In 1892, Samuel F. Singleton and Marion Virgil “Pap” Brownfield filed on 16 sections of land along the present-day Lynn and Terry County lines for future cattle, railroad and township purposes. In 1896, Singleton sent his son, Willie and a cook to the area to set up camp. As with many business propositions, the men had different ideas about the use of the land. The men decided to part ways and divided the land. Singleton ended up with the Lynn County territory and Brownfield, the Terry County land.
Singleton then purchased the nearby Slash L Ranch, consisting of 30 sections, in 1898. He put more than 5,000 head of cattle on the land. However, the problem of drought and poor watering holes forced the rancher to spend $19,000 to dig wells. The most successful and least tainted water came from present day New Moore. After Singleton’s death in 1922, the family decided to sell the ranch. W.McCarty Moore from Dallas purchased approximately 17,000 acres and commissioned G.O. Newman of Newman Bros. Land Development Co. in Fort Worth to market his purchase. To prove the worth of the land the company broke and planted 3,000 acres in cotton in 1924. Within the year, the company sold inexpensive land of 13,240 acres to about 50 farmers who came largely from the Nolan County area.
As families with the names of Rogers, Bevel, Crutcher, Strasner, Light, Pharr, Parker, Fails, and Isreal came to western Lynn County, the company dubbed the settled area New Moore in honor of Newman and Moore.

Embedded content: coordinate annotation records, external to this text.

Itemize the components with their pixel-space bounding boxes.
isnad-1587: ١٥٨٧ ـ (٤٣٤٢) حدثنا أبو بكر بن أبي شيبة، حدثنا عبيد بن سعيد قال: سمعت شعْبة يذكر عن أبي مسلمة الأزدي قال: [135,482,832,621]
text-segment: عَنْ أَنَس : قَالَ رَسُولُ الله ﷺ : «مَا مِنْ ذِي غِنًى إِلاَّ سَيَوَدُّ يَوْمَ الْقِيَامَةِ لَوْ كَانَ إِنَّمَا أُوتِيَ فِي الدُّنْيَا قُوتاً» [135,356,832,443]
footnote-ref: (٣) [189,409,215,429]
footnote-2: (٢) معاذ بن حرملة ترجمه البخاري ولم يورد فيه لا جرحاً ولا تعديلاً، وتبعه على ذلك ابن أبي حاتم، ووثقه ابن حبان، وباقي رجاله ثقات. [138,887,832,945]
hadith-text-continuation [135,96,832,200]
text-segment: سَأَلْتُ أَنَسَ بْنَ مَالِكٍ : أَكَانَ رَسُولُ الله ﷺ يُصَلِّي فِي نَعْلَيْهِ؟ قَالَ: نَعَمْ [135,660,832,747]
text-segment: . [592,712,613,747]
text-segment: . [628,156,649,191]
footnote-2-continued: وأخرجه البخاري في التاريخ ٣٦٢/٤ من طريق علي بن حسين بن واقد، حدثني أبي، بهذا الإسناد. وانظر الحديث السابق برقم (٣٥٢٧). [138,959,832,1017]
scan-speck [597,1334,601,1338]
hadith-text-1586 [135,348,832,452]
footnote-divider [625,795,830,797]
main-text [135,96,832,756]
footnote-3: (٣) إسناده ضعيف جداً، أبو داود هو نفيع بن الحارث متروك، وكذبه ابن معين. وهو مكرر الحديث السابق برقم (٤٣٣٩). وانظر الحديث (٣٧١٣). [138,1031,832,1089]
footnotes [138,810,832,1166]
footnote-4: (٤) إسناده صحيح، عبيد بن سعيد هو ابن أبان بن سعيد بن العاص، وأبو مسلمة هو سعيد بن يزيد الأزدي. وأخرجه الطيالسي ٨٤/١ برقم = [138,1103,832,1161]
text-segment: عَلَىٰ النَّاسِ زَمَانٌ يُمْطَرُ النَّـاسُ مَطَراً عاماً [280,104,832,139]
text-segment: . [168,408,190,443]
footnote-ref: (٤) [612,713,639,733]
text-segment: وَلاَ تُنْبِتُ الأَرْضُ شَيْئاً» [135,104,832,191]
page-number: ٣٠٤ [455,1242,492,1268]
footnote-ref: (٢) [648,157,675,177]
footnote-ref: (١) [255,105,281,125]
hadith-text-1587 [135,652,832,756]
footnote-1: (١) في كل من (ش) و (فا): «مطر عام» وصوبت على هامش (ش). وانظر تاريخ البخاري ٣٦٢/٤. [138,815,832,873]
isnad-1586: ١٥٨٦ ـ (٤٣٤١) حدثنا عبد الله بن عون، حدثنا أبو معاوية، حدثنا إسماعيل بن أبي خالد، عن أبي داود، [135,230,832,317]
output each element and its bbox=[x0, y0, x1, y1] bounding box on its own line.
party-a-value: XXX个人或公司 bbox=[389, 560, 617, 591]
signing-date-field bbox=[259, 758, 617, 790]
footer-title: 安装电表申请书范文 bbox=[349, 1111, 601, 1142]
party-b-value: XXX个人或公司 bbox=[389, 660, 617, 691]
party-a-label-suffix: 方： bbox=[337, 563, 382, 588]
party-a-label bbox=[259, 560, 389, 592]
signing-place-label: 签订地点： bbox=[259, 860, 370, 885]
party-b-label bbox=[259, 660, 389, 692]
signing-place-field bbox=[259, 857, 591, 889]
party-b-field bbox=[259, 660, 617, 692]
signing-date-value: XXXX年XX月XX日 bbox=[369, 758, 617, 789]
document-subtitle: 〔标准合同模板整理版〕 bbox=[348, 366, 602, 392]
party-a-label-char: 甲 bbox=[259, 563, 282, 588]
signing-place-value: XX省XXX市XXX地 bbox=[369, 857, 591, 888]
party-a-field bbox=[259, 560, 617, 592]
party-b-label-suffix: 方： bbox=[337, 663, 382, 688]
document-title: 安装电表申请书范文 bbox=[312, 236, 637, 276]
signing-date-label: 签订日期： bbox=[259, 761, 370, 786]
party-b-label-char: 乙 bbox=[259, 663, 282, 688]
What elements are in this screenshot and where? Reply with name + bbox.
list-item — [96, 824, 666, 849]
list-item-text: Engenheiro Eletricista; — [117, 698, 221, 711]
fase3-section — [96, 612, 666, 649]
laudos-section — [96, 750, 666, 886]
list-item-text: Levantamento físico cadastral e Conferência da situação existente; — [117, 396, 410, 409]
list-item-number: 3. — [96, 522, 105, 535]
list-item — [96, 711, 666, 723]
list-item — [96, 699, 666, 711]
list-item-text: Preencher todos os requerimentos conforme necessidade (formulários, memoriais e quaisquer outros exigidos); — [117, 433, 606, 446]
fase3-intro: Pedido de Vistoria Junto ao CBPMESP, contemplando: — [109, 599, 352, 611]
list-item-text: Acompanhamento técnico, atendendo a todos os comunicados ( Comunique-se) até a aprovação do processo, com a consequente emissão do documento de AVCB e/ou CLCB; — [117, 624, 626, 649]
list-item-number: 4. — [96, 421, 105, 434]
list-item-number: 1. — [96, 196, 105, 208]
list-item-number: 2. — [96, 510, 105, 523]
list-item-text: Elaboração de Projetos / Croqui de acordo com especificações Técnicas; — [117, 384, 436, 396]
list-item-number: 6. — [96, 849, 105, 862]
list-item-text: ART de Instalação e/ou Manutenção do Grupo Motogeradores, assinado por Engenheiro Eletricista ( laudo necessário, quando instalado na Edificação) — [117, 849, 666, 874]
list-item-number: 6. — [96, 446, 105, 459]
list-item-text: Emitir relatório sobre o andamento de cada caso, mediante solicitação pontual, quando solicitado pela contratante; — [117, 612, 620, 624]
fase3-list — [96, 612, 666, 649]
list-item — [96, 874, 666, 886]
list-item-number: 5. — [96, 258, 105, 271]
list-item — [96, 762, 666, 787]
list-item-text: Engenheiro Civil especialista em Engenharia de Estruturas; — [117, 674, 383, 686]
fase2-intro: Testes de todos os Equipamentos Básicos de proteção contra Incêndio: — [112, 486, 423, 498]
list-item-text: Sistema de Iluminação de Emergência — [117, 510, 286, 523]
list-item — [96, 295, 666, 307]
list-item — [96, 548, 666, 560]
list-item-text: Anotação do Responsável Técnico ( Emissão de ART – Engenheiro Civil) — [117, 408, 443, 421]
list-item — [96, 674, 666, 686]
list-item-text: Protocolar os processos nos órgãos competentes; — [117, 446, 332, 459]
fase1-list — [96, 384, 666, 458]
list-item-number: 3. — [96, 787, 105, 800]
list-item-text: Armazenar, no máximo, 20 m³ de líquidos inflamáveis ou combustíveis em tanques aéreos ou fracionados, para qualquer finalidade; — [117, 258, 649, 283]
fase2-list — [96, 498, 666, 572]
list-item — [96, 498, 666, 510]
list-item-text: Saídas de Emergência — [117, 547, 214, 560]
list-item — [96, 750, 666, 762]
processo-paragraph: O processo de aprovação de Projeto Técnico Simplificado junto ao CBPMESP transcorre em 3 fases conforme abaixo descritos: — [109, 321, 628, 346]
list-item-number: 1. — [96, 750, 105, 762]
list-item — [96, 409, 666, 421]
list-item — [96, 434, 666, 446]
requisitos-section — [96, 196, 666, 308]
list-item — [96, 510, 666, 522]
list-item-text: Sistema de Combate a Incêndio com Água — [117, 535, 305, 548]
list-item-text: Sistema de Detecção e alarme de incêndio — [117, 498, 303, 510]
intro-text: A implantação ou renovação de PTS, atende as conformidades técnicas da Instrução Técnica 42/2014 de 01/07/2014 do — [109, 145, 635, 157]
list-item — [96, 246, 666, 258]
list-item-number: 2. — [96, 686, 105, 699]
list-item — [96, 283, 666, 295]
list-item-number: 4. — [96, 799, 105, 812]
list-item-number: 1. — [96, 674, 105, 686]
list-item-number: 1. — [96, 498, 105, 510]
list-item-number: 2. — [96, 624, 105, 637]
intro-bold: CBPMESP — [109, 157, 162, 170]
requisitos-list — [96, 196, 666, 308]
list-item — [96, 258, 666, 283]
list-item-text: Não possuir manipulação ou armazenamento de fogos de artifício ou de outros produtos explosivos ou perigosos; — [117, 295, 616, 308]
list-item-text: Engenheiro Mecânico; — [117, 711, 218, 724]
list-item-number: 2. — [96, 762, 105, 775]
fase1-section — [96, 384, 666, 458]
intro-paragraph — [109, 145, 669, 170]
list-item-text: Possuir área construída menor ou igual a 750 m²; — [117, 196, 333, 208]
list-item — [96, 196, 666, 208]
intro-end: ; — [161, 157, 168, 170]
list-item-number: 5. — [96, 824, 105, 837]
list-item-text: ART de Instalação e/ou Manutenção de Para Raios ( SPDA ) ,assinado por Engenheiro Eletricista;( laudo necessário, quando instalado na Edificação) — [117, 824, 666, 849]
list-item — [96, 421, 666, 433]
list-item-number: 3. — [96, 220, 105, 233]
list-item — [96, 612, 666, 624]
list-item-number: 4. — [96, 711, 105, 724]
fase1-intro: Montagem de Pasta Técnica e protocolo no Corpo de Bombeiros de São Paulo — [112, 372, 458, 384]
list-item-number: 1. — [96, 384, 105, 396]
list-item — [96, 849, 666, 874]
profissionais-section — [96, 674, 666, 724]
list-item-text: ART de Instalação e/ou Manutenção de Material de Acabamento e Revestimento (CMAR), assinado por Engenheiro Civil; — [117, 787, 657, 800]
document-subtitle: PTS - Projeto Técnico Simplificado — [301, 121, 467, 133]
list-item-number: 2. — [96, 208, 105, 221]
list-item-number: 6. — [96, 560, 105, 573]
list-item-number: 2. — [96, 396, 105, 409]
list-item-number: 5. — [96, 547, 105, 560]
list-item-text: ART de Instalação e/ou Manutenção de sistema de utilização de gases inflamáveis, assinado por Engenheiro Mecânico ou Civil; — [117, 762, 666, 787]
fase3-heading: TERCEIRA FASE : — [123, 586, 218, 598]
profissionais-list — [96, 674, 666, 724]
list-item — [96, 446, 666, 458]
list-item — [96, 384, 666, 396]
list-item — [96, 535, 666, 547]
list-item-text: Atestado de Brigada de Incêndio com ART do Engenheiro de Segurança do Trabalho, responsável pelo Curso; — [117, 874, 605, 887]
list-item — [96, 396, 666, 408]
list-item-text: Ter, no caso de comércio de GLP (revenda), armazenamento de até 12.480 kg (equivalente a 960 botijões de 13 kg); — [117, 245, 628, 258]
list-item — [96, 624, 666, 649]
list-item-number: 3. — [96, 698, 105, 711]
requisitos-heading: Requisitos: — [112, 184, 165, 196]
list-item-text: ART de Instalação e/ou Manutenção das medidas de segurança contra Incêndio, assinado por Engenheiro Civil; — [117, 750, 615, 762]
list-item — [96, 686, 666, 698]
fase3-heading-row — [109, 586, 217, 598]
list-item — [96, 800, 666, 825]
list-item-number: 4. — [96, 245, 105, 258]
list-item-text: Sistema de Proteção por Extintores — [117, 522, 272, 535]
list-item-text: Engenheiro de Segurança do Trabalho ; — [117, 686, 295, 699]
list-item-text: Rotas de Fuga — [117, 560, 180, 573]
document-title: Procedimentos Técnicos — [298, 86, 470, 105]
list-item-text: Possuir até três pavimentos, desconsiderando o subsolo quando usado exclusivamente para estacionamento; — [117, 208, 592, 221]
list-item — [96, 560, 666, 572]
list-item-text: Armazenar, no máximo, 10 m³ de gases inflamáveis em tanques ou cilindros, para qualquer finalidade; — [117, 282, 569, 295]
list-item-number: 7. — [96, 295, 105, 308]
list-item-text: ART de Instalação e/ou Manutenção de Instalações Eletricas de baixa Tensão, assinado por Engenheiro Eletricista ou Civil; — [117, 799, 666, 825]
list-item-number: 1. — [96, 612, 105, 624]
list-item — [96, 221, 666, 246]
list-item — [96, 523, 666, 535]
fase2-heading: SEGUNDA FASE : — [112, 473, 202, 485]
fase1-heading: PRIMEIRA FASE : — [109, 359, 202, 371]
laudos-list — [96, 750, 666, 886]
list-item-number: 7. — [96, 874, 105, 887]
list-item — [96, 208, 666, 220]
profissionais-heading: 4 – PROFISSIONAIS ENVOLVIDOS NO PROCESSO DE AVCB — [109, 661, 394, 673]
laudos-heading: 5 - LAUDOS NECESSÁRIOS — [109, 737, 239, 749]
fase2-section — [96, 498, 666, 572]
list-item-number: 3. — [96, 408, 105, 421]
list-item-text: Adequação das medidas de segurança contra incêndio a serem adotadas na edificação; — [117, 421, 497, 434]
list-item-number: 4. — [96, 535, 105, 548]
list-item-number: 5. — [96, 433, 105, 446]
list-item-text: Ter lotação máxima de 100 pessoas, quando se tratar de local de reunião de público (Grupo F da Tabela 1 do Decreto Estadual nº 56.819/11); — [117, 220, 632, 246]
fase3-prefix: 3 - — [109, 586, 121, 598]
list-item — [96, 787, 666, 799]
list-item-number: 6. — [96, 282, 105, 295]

In 1924, Moore built the Slash L School on the west side of the land that later came to be known as the Marshall place, about five miles southwest of New Moore. The school was to take care of the many children of the new farmers. The school building was a crude, one-room structure, without water or electricity. It had many windows to let in light, according to Hoskins’ New Moore, Texas account.
“Mesquite wood was used in the stove to warm the building. The room held from five to seven grades with one teacher for all students. Mrs. Ella Walker from Wolfe City was an early teacher there. Moore personally paid her salary, as well as the salaries of other teachers out of his own pocket as long as the school existed,” according to Hoskins.
Another school was authorized by Lynn County Commissioners later in 1924, a wooden structure built at New Moore, across from the Frank Rogers home, which was the old Singleton Ranch headquarters. Both the Slash L School and the New Moore School operated until they were consolidated in 1928.
In the fall of 1928, another school was started one mile north of New Moore. In 1929, the modern four-room brick building was opened and the two other schools were closed and consolidated into the new larger school. Unfortunately this was also the first year of the depression so families began to move to towns to seek employment. The population continued to dwindle in subsequent years. The New Moore School closed in 1953. The last business to close in New Moore was the cotton gin, which ginned its last bale in 1986.
REFERENCES: “New Moore, Texas, A Collection of Memories and Accounts”, Tom Hoskins and Margaret McCullough; Texas Escapes online magazine.